加藤:今ある仕事に加えて、さらに何らかのアクションをお願いする、ということになるので、決して簡単ではないと思います。そこで、リファラル採用を今よりもっとよい取り組みにしていくことに興味を持ってくれそうな人、積極的に動いてくれそうな人を集めて、熱意があり意識の高い5~7人ほどの少人数チームでまずは運用するつもりです。

(起きてます)

本当は全員でリファラル採用に取り組めたら理想的ですが、対象を広げるとプロジェクトは必ず薄まっていくもの。まずは、同じような熱量を持ってくれるメンバーと力を合わせて進めていいけたらと考えています。この辺の話はウィルゲートの吉岡さんに色々とコツを教わりながら、ほぼ丸パクリしようということで方針を決めました。(吉岡さんありがとうございます)

幸い、メドレーのメンバーには、そういう取り組みに協力してくれる方々がたくさんいます。でなければ、「私がメドレーに入社した理由」ブログがかれこれ2年以上も続き、50人近いメンバーが執筆に協力してくれることはなかったでしょう。


こういうメドレーの素晴らしいカルチャーを積極的に生かし、伸ばしていきたいと思っています。


▼リファラルにどのくらい力を入れていますか?

加藤:2016年くらい、3年前くらいまでは、リファラル採用の比率が非常に高い状態にありました。今のような大量採用ではなく、まずしっかりと役員やマネージャークラスの基盤を固めるため、経営陣が中心となって周りの方に声をかけて仲間集めをしてきました。

しかし、事業が増えて経営陣が事業に集中できる体制を作るようにしてきたことや、事業拡大に伴い大規模な採用が必要になったため、リファラル採用のみならず媒体やエージェントさん経由でもしっかりと採用ができるような、全方位的な採用活動にシフトしてきました。

その結果、相対的にリファラル採用に投資する比率は下がってきているのが現状です。

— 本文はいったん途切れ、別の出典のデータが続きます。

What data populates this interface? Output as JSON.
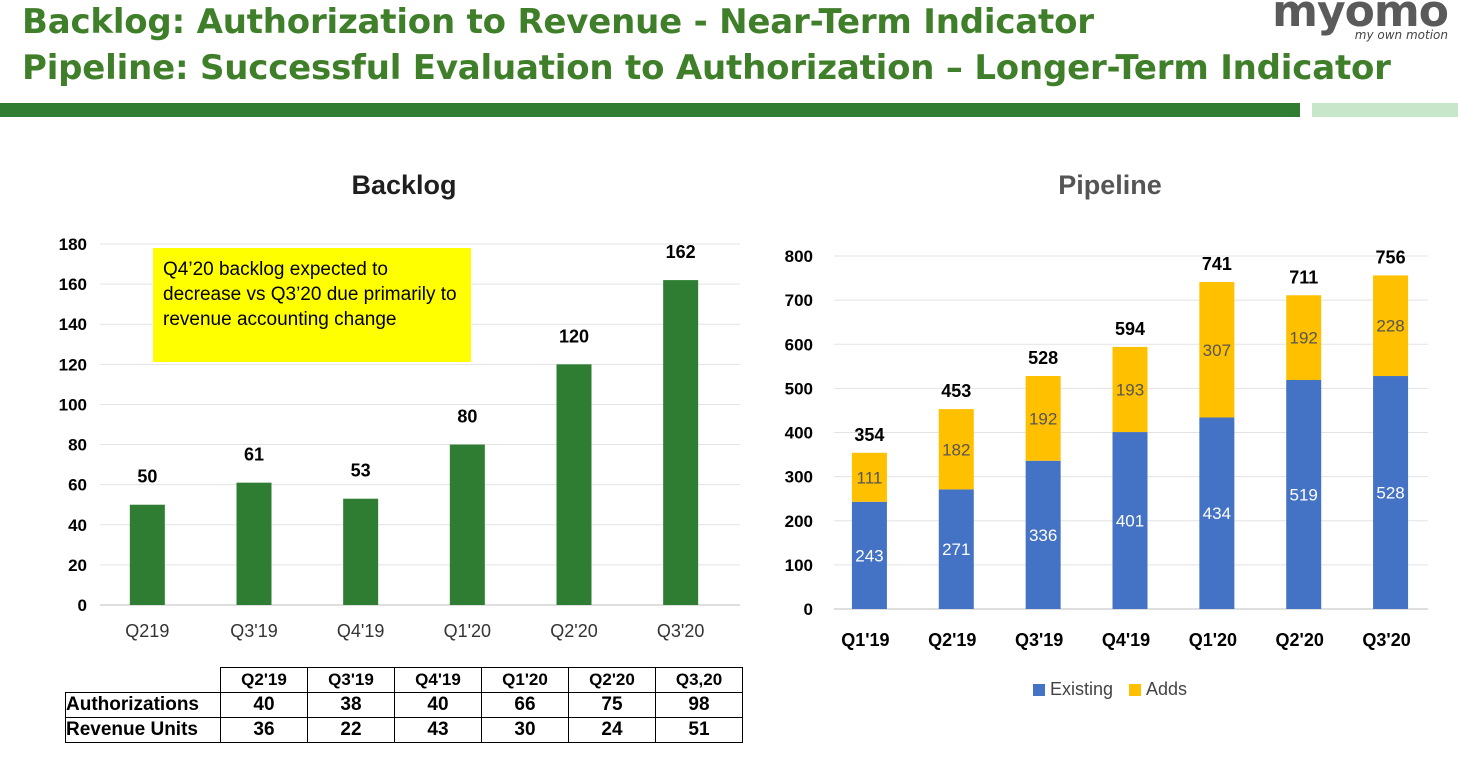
{
  "header": {
    "title_line1": "Backlog:  Authorization to Revenue -  Near-Term Indicator",
    "title_line2": "Pipeline: Successful Evaluation to Authorization – Longer-Term Indicator",
    "logo_text": "myomo",
    "logo_tagline": "my own motion"
  },
  "colors": {
    "brand_green": "#3f7f2a",
    "bar_green": "#2e7d32",
    "existing_blue": "#4472c4",
    "adds_gold": "#ffc000"
  },
  "note": {
    "text": "Q4’20 backlog expected to decrease vs Q3’20 due primarily to revenue accounting change"
  },
  "chart_data": [
    {
      "type": "bar",
      "title": "Backlog",
      "categories": [
        "Q219",
        "Q3'19",
        "Q4'19",
        "Q1'20",
        "Q2'20",
        "Q3'20"
      ],
      "values": [
        50,
        61,
        53,
        80,
        120,
        162
      ],
      "ylim": [
        0,
        180
      ],
      "yticks": [
        0,
        20,
        40,
        60,
        80,
        100,
        120,
        140,
        160,
        180
      ],
      "grid": true,
      "data_labels": true
    },
    {
      "type": "bar",
      "stacked": true,
      "title": "Pipeline",
      "categories": [
        "Q1'19",
        "Q2'19",
        "Q3'19",
        "Q4'19",
        "Q1'20",
        "Q2'20",
        "Q3'20"
      ],
      "series": [
        {
          "name": "Existing",
          "values": [
            243,
            271,
            336,
            401,
            434,
            519,
            528
          ]
        },
        {
          "name": "Adds",
          "values": [
            111,
            182,
            192,
            193,
            307,
            192,
            228
          ]
        }
      ],
      "totals": [
        354,
        453,
        528,
        594,
        741,
        711,
        756
      ],
      "ylim": [
        0,
        800
      ],
      "yticks": [
        0,
        100,
        200,
        300,
        400,
        500,
        600,
        700,
        800
      ],
      "grid": true,
      "legend": "bottom"
    }
  ],
  "table": {
    "columns": [
      "Q2'19",
      "Q3'19",
      "Q4'19",
      "Q1'20",
      "Q2'20",
      "Q3,20"
    ],
    "rows": [
      {
        "label": "Authorizations",
        "values": [
          "40",
          "38",
          "40",
          "66",
          "75",
          "98"
        ]
      },
      {
        "label": "Revenue Units",
        "values": [
          "36",
          "22",
          "43",
          "30",
          "24",
          "51"
        ]
      }
    ]
  }
}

しかし、媒体の特性やエージェントさんと募集するポジションの相性などがやりながら徐々に明らかになってきたことや、先ほどお伝えしてきたような市況の変化を見据え、今後はあらためてリファラル採用にも投資できる、すべき状況にあるなと考えているところです。

大切なのは、適切なタイミングで適切に欲しい人材を採用できるかということです。そしてそれを実現させるには、短期的な最適解を求める発想では実現できません。常に短期・中期・長期の視点を持ち、そのすべての視点から逆算したアイデアを形にしていくことが肝だと思っています。その観点で、組織規模が拡大するにつれ、リファラル採用に頼りすぎるのは、持続的な成長という観点からは痛手になります。然るべきところに予算を使い、マーケットの状況を見ながら打ち手を決めることが重要なことだと考えています。


▼入社ブログの効果をどう実感していますか?

深澤:メンバーに書いてもらう入社ブログは、主にふたつの効果があります。

1つ目は、応募を迷ってる人の背中を押せること。対象の方に近い状況のメンバーがブログを発信していれば、親近感が湧いて「受けてみよう」と思ってもらいやすいのです。

2つ目は、内定を承諾しようか迷っている人の背中を押せること。迷っている=何かしら不安を持っているので、入社ブログによって不安を払拭しやすくなります。

例えば、「本当にワークライフバランスが整っているの?」と不安を抱いていた場合。興味がある職種のメンバーが「プライベートも充実して、両立できています」といった内容のブログを発信していたら、安心してもらえます。

参考

優秀な仲間を集め続けるには、採用戦略を時代の流れに合わせていく必要があるでしょう。メドレーでも、会社として大切にしていきたい価値観はぶらさずに、変えないことと変えていくことを定めて取り組んでいきたいと考えています。

あなたのチームはどのような戦略を立てますか?

さあ、これからの採用の話をしよう。